Doing as little as possible in the runtime makes a lot of sense. Less overhead, less to maintain, etc.
As for the freshness, I was originally thinking perhaps latency sensitive function calls might pose a problem if the process crashes and recovers seconds later and responds with data that’s no longer relevant. Given these are pure functions it makes total sense to just pass along the timestamp (or increment a counter) and these considerations are going to be app dependent anyway.
I’m really excited about this project and plan to experiment with it in the near future. The docs are well written too. Thank you for the work and the thoughtful response!
Makes sense!
Thanks for the kind words; we've done a big push on documentation lately so it's nice to see it paying off :)
What's your technical background? Functional programming? operating systems? blockchains? kernel work? all / none of the above?
Feel free to message me on nostr or at vinney@vaporware.network if you ever have technical questions or want to bounce ideas. we also have a Telegram linked on our site and github.
My degree is in applied math so I’ve had to lazy load a CS degree over the years. I’ve been a backend engineer my whole career though. At times doing machine learning but these days it’s mostly “medium data” (2-3 PB) pipelines and storage solutions. No kernel work although I’d like to get my hands dirty with eBPF and the like.

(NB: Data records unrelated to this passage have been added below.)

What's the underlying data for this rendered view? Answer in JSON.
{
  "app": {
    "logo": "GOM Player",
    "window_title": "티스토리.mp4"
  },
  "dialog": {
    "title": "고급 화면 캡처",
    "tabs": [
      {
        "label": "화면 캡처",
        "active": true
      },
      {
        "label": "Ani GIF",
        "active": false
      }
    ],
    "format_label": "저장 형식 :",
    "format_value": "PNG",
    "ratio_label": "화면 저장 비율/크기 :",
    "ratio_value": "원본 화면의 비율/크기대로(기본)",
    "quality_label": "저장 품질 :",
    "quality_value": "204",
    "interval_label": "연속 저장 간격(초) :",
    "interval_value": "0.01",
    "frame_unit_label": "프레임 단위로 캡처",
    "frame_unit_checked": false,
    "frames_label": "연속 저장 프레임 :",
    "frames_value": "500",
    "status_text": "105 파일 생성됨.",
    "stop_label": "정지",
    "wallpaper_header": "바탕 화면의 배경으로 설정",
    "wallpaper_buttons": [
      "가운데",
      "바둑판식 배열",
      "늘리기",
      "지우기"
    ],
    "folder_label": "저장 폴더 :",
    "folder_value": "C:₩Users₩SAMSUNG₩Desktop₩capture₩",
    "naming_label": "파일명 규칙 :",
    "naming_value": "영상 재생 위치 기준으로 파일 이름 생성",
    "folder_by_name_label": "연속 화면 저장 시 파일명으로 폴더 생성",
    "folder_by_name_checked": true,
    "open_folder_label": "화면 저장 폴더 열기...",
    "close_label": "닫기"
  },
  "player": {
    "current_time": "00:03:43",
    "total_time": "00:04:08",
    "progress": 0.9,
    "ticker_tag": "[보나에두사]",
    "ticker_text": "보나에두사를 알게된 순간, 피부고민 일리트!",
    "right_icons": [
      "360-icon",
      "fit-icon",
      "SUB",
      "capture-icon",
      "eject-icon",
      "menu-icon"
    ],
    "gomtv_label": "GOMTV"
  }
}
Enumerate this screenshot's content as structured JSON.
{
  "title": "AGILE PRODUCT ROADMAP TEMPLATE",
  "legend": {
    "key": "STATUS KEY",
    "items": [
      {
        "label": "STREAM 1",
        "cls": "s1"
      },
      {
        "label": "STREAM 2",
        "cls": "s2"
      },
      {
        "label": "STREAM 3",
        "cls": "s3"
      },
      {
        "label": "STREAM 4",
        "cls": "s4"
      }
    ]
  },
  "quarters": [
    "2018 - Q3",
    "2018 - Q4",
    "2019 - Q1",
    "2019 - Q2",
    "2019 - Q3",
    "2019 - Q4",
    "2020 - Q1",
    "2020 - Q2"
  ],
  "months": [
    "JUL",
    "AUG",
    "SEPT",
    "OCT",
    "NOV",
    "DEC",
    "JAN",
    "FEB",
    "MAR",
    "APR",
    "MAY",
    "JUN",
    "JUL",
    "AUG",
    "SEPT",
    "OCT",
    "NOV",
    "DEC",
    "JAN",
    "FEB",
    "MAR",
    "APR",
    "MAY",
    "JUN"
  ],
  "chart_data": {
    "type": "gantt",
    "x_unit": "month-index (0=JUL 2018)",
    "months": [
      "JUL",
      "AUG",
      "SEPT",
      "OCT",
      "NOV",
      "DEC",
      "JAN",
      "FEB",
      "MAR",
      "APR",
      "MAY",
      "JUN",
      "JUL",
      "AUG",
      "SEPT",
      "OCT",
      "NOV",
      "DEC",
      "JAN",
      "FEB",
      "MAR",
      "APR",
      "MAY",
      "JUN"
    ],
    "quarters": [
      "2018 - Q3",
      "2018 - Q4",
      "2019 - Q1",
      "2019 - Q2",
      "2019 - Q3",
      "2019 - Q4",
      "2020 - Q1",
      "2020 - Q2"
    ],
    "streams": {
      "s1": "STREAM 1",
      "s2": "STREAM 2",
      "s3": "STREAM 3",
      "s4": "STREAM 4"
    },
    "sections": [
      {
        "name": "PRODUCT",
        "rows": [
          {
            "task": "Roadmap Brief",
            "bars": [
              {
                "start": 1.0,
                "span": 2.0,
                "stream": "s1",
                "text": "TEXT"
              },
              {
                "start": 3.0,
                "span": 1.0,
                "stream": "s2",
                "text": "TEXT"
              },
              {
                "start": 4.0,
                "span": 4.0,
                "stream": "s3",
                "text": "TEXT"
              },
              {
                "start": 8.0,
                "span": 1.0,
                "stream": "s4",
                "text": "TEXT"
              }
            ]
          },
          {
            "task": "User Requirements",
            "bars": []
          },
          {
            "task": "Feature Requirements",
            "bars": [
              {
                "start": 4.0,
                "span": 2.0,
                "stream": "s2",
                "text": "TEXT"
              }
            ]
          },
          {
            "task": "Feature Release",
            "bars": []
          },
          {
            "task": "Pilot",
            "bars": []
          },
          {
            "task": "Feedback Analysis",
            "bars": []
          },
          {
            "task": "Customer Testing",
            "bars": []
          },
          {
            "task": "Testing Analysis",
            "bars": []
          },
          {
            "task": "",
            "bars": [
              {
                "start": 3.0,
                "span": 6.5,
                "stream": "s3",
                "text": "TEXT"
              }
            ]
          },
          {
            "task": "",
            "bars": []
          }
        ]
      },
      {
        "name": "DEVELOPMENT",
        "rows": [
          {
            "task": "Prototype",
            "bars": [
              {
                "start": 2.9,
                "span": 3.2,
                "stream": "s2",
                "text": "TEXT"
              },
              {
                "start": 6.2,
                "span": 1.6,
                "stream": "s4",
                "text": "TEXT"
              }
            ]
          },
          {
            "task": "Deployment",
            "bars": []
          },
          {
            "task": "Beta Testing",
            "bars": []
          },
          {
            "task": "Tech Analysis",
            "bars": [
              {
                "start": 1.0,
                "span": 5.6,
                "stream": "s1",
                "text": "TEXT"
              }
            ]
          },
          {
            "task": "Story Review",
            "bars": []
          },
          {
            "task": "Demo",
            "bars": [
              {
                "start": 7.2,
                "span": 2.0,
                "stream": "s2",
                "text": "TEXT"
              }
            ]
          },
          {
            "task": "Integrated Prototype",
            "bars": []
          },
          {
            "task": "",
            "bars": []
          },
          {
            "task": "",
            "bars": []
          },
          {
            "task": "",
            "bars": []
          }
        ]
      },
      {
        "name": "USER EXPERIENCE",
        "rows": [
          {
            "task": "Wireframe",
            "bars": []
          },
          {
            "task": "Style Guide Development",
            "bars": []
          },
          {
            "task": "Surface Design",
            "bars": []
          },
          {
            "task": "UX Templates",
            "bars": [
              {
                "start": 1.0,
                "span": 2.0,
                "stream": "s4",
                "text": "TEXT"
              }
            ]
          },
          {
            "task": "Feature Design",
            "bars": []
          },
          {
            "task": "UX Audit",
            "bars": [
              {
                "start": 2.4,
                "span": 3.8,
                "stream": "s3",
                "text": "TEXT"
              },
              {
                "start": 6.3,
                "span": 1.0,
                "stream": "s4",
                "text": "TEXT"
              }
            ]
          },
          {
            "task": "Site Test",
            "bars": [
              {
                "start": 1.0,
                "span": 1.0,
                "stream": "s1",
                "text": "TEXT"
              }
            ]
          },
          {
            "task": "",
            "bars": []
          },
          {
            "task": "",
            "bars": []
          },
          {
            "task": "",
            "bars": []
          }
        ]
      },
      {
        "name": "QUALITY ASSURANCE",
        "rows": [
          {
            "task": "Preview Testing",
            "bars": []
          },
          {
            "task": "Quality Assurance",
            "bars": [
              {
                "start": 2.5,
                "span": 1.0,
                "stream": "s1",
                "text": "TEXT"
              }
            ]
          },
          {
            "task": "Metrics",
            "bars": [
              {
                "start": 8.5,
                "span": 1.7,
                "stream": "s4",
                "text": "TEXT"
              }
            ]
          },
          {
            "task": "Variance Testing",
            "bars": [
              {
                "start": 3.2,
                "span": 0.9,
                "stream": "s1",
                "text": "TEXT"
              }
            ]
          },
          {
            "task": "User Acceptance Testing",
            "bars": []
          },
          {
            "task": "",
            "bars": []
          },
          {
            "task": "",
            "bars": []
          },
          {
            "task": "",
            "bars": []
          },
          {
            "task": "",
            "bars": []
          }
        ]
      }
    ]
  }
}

I’ll definitely be reaching out as I’m playing with Pallas! My dream is to have something like this as the foundation for a decentralized AI model where, for example, anyone could download a binary and contribute to training and/or running a very large LLM running on Nostr. Perhaps a combination of OpenDiLoCo [1] and Pallas could work. The idea being that millions of people collaborating to train and run frontier models is likely a better world than one where only a couple companies can afford the compute.